How Papyrus Achieved 94% Classification Accuracy on Swahili Documents

The honest story.

Where we started

Our initial classification model was a multilingual transformer fine-tuned on document type labels. Performance:

English documents: 91% accuracy
Swahili documents: 68% accuracy

The drop on Swahili was specifically painful for our NGO and county government tenants, who produce significant Swahili content.

The diagnosis

We sampled 500 misclassified Swahili documents. Three patterns:

Code-switching confused the model — paragraphs mixing English and Swahili were classified based on the English bits, ignoring Swahili context
Document-type vocabulary was English-biased — words like “minutes”, “memorandum”, “report” anchored classifications; Swahili equivalents (“muhtasari”, “kumbukumbu”, “ripoti”) were underweighted
Domain-specific Swahili — county-government Swahili terminology was largely absent from the pretraining corpus

What we tried

Iteration 1: Add more Swahili to training data. We sourced an additional 12,000 Swahili-content documents from willing tenants (with consent), labelled them, retrained.

Result: 68% → 79%. Improvement, but not enough.

Iteration 2: Custom tokenizer for Swahili. Default subword tokenizers were over-fragmenting Swahili words. We trained a SentencePiece tokenizer with a Swahili-aware vocabulary.

Result: 79% → 85%.

Iteration 3: Language-aware preprocessing. When we detect a document is predominantly Swahili, we route to a Swahili-specialised classification head rather than the multilingual generalist.

Result: 85% → 91%.

Iteration 4: Hard negatives. We mined cases where the model confidently misclassified Swahili documents — particularly near-class neighbours (e.g., “muhtasari wa mkutano” classified as “memorandum” rather than “minutes”). We added these as hard negatives.

Result: 91% → 94%.

What stayed hard

Mixed-language documents with English headers and Swahili body still hover around 89%
Handwritten Swahili (county field officer reports) is harder — OCR limitations compound
Domain-specific Swahili from NGO-speak (“walengwa”, “huduma za kijamii”) needs more training data

What this implies

If you're building NLP infrastructure for African markets:

Don't trust multilingual benchmarks.

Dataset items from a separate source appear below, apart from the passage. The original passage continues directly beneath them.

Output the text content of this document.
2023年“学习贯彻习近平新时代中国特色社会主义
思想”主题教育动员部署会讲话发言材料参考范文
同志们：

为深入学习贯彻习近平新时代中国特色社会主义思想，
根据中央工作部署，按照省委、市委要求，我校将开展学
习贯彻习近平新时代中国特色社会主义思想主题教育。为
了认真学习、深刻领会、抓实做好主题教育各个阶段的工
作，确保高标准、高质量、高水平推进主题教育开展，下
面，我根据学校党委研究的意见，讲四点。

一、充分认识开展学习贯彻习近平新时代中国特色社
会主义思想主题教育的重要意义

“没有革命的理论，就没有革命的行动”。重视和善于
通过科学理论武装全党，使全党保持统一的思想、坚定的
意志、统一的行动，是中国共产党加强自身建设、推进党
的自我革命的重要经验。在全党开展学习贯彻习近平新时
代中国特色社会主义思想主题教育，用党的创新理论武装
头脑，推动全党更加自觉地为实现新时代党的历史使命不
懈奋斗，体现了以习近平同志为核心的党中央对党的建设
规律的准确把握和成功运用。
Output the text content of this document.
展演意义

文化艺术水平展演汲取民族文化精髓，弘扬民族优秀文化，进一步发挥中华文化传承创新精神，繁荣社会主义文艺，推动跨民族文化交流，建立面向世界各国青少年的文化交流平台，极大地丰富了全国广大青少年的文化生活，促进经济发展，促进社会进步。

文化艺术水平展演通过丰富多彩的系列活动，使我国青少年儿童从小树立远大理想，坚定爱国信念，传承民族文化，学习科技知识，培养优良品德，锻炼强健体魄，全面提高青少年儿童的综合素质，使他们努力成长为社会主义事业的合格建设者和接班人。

A model that's “good at Swahili” by Western benchmarks may still be 25 points behind English on real-world African documents.
Tokenizers matter more than you think. Don't accept a generic subword tokenizer if your language has rich morphology.
Domain Swahili ≠ benchmark Swahili. Newspaper Swahili and county-government Swahili are different languages in some respects.
Hard negatives beat more data. The marginal correctly-labelled document is less useful than the marginal hard-negative pair.

What's next

We're applying the same playbook to French (for our Francophone West Africa rollout) and exploring Sheng (urban code-mixed Kenyan slang) for customer service ticket classification.

The methodology generalises. The patience required does not.